ASML: 6 Key Steps in Chip Manufacturing

Like photoresists, etching is also divided into "dry" and "wet". Dry etching uses gas to determine the pattern of exposure on the wafer. Wet etching chemically cleans the wafer.

A chip has dozens of layers, so the etching must be carefully controlled so as not to damage the bottom layer of the multilayer chip structure. If the purpose of etching is to create a cavity in the structure, it is necessary to ensure that the depth of the cavity is exactly correct. In some chip designs up to 175 layers, such as 3D NAND, the etching step is particularly important and difficult.

Ion implantation

Once the pattern is etched on the wafer, the wafer is bombarded with positive or negative ions to adjust the conductive properties of some of the patterns. As the material of the wafer, the raw material silicon is not a perfect insulator, nor is it a perfect conductor. The electrical conductivity of silicon is somewhere in between.

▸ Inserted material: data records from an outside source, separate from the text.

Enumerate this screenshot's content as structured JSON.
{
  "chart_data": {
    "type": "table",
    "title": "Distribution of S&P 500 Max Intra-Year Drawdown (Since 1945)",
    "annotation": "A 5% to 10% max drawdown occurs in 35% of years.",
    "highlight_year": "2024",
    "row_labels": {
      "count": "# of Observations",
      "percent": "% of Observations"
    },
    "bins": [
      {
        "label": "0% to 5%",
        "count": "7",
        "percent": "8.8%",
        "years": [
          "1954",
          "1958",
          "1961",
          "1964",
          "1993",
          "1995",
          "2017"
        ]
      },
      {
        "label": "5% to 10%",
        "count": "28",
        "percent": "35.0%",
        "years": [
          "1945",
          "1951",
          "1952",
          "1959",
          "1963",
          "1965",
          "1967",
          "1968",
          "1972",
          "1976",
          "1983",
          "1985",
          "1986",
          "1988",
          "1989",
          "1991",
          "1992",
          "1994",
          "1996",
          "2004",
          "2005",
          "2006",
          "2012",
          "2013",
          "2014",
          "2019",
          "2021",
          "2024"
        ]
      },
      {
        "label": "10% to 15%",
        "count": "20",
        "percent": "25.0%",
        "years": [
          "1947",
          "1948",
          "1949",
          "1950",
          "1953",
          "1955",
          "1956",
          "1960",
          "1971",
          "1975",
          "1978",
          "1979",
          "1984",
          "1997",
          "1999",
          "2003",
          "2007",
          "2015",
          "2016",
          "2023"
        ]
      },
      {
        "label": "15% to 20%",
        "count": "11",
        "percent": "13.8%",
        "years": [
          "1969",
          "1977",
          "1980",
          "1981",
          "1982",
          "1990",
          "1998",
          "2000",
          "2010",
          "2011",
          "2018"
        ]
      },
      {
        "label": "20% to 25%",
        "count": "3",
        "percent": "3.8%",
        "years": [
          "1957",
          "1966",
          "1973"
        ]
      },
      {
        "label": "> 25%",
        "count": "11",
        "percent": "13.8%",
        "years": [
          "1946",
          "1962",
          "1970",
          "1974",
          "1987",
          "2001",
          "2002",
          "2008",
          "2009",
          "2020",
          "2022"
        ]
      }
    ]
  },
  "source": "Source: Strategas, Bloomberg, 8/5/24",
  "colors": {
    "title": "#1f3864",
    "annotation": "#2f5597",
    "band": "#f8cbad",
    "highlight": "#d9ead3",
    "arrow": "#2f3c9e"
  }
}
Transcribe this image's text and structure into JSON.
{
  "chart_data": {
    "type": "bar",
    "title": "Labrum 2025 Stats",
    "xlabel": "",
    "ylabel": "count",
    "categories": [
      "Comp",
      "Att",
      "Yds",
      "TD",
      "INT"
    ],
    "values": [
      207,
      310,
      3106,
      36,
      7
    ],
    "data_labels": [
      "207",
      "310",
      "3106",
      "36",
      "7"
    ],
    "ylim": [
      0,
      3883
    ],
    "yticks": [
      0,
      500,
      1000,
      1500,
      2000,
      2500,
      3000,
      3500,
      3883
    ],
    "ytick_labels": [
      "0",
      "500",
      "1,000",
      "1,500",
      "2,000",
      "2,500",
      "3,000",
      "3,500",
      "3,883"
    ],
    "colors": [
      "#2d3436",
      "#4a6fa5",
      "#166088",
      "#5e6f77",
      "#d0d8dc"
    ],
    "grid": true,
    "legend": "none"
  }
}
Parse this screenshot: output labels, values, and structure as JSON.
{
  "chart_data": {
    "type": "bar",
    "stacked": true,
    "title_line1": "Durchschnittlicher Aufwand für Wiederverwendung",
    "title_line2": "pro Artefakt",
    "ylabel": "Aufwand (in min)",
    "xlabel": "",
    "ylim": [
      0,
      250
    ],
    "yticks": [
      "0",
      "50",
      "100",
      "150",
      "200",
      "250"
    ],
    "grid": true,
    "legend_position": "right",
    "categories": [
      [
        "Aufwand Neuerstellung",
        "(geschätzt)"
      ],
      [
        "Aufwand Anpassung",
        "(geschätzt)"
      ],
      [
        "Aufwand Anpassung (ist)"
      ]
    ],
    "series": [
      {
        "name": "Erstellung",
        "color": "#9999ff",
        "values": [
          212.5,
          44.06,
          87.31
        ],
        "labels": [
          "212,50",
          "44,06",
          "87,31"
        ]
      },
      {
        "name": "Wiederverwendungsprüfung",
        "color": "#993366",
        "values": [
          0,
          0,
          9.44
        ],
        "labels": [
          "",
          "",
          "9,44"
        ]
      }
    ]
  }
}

The flow of electricity can be controlled by directing charged ions into silicon crystals, creating electronic switches, transistors, the basic components of the chip, which is "ionization," also known as "ion implantation." After the layer is ionized, the remaining photoresist to protect the area from etching will be removed.

encapsulation

Manufacturing a chip on a single wafer requires thousands of processes, from design to production, which takes more than three months. To remove the chip from the wafer, it is cut into a single chip with a diamond saw. These chips, known as "bare crystals," are split from 12-inch wafers, the most commonly used sizes in semiconductor manufacturing, and because chips vary in size, some can contain thousands of chips, while others contain only a few dozen.

ASML: 6 Key Steps in Chip Manufacturing

These bare crystals are then placed on a "substrate" that uses metal foil to direct the input and output signals of the bare crystals to the rest of the system. We then put a lid on it with a "heat shield", a small flat metal protective container filled with coolant to ensure that the chip can stay cool while running.

It's just getting started

Now, chips are part of your smartphones, TVs, tablets, and other electronics. It may only be the size of a thumb, but a chip can contain billions of transistors. Apple's A15 bionic chip, for example, contains 15 billion transistors that can perform 15.8 trillion operations per second.

Of course, semiconductor manufacturing involves far more steps than that, and the chip also has to go through more than measurement inspection, plating, testing, etc., and each chip has to go through hundreds of times before becoming part of the electronic device.